Perché lo scontro tra Anthropic e il Pentagono si sta facendo sempre più teso? Il Pentagono vuole che la società famosa per il chatbot "Claude" metta a disposizione del ministero della difesa USA la sua IA senza limiti etici per integrarla nei sistemi di difesa. Il nodo del dissidio è dovuto al fatto che Anthropic chiede garanzie e cautele sull'impiego dei suoi modelli in azioni sul campo e nei progetti di sorveglianza di massa.
La società, attraverso il suo CEO Dario Amodei, oggi ha rigettato l'ultimatum della difesa: "In una serie ristretta di casi, crediamo che l'IA possa minare, piuttosto che difendere, i valori democratici". Nella nota la società ribadisce l'importanza dell'uso dell'IA "per difendere gli Stati Uniti e le altre democrazie, e per sconfiggere i nostri avversari autocratici".

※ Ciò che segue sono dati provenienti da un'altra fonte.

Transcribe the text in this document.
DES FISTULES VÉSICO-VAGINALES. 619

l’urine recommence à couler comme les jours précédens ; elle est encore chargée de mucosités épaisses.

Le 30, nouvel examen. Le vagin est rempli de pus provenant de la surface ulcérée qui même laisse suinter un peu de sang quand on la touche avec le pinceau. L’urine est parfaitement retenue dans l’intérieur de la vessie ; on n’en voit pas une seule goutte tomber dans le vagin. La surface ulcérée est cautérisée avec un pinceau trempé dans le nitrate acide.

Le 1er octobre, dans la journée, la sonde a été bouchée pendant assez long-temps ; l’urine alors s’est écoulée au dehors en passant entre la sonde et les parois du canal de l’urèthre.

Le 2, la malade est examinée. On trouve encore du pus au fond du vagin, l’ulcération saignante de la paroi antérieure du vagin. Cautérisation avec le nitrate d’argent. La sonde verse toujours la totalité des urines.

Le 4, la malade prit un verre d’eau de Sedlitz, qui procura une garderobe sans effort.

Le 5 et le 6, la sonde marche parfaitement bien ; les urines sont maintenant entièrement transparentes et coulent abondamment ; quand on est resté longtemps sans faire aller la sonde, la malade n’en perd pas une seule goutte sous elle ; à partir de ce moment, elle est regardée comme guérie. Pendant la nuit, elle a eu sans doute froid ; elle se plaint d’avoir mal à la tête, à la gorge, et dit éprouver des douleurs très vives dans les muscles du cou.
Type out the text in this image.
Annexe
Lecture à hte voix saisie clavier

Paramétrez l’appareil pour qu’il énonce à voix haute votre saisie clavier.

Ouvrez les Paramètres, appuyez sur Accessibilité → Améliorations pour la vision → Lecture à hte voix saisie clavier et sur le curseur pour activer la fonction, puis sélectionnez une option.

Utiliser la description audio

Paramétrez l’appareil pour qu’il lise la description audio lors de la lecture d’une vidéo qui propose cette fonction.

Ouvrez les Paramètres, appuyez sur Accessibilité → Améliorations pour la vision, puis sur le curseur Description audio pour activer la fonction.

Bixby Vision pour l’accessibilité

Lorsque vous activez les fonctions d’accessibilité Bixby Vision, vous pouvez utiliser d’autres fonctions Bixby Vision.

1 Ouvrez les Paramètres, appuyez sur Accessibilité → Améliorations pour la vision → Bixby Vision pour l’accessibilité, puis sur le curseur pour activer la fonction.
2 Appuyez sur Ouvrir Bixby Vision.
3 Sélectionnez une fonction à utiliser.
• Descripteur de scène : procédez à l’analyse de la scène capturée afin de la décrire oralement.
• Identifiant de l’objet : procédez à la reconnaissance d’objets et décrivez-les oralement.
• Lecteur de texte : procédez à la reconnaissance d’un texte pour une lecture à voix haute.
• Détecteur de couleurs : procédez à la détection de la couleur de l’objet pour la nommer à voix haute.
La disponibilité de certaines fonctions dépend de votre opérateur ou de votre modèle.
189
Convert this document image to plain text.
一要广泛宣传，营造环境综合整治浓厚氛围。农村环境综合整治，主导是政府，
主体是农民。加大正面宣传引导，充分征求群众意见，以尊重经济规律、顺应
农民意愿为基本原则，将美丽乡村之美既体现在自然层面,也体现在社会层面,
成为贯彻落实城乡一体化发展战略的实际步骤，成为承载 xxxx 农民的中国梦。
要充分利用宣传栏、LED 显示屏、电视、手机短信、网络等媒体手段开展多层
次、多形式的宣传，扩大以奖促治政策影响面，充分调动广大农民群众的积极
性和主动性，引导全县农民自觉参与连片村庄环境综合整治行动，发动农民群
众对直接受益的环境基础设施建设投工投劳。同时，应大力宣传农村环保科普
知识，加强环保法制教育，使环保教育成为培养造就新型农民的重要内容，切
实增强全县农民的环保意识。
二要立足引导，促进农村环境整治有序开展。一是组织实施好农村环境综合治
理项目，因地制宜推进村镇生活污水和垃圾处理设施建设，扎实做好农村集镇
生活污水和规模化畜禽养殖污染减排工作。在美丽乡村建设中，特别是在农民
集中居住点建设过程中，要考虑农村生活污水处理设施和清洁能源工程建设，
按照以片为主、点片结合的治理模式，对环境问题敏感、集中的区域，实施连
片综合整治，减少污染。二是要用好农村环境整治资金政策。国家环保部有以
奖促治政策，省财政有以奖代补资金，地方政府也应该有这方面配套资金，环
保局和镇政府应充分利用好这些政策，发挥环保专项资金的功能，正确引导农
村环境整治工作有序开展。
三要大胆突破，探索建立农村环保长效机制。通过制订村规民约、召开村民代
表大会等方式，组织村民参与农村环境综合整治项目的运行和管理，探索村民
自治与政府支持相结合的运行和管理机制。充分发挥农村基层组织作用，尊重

Da una parte il ragionamento del governo americano è comprensibile perché come ricorda un vecchio proverbio "in amore e in guerra tutto è concesso". Il problema è che di amore al mondo oggi se ne vede sempre meno mentre il rischio di conflitto è sempre in aumento. E qui entra in gioco un concetto importante: quello del rischio. Basta vivere in Occidente per rendersi conto che gli strumenti che utilizziamo tutti i giorni per valutare il rischio lavorativo in un'azienda possono portare allo sconforto se, per un attimo, decidiamo di applicarli alla situazione globale. Una situazione ricca di pericoli potenziali che rappresentano un impatto verificabile (crisi economiche, conflitti locali, guerre su larga scala fino alla possibilità di conflitti nucleari). A fianco a questi ci sono i rischi che rappresentano la probabilità che questi danni possano realizzarsi.
Il nodo dell'intelligenza artificiale si innesta in una realtà che, a seguito della tecnologia e dell'incapacità delle élite di far fronte ai cambiamenti, ha aumentato sia i pericoli sia i rischi. L'intelligenza artificiale in campo bellico se è senza morale può indurre un'accelerazione inquietante di questa tendenza in una realtà occidentale caratterizzata da declino demografico, debito crescente, perdita di fiducia e polarizzazione politica.
La cosa importante è che ci sia un'azienda che non "pagherebbe per vendersi" e ponga sul tavolo la questione etica. Perché oggi il nostro sistema non crolla solo per interdipendenza. In sostanza è una nave grande che non va a fondo perché è legata ad altre più piccole. Ma i nostri fondamentali sono inefficaci sotto il profilo dello sviluppo umano. Non costruiamo fiducia nelle istituzioni, diminuiamo la mobilità sociale, non c'è stabilità economica né familiare. Siamo in balia di un consumismo estrattivo che distrugge il patrimonio umano che esiste senza crearne di nuovo. Sarebbe utile affrontare il tema etico e utilizzare l'IA per diminuire rischi e pericoli attuando i correttivi possibili.
Di rischi e di pericoli ce ne saranno sempre ma oggi quello che è in crisi è il
soggetto in grado di assorbirne l'impatto. Un soggetto che non muore ma non vive e che ha bisogno di ritrovare una direzione e ripensare alla leadership. Perché più di una coscienza di classe serve una classe di coscienza.